Fue una impresión fugaz que nunca me abandonó. Desde el aquel reconocimiento hasta mi encuentro con Mishima en el más allá, mediaba un paso. Es aquí donde interrumpo mi narración para comenzar un diálogo con Mishima en el limbo. Habiendo mi muerte seguido de cerca a la de Mishima, es como si nuestros cuerpos todavía estuviesen calientes, vivos en todo sentido. Me sucede a veces que, durmiendo, continúe mi diálogo con Mishima y que abordemos temas que habríamos discutido si nos hubiéramos encontrado en vida.

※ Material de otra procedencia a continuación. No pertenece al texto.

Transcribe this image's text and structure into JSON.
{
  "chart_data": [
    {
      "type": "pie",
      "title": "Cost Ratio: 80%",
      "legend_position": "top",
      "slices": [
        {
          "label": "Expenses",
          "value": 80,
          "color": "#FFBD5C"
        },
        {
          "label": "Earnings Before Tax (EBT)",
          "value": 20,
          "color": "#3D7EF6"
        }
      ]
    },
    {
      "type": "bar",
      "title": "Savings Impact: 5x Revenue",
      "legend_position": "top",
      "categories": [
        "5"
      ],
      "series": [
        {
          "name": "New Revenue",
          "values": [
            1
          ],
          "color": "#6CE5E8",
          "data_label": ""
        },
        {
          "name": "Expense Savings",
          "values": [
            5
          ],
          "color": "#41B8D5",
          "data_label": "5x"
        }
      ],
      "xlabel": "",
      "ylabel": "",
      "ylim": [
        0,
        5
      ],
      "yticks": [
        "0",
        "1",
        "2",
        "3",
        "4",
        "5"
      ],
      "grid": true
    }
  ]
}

Algunos de estos temas post-mortem los trató él en su libro Confesiones de una máscara. "¿Puede existir un amor”, se pregunta, "que no tenga nada que ver con el deseo sexual? ¿No sería un absurdo claro y obvio?” Antes de contestar quiero citar otras palabras del mismo libro. “Para mí, Sonoko [la joven de quien estaba enamorado] parecía ser la encamación de mi amor por la normalidad misma, mi amor por las cosas del espíritu, de las cosas eternas.” Espero no olvidar nunca estas palabras cuando piense en Mishima y su destino cruel.
Entonces, ¿es posible el amor exento de deseo sexual? Permitidme agregar otra pregunta frecuentemente discutida: ¿es posible seguir amando a alguien cuando ya no hay respuesta? Estas dos preguntas se ensamblan. Piden la misma solución aparentemente imposible. Sólo los monstruos o los seres sobrenaturales serían capaces de contestar semejantes acertijos. Llamo monstruos específicamente a los religiosos devotos que no sólo son capaces de vivir, por así decir, como los dioses sino que precisamente con este tipo de problemas fortalecen su espíritu, su valentía, su fe.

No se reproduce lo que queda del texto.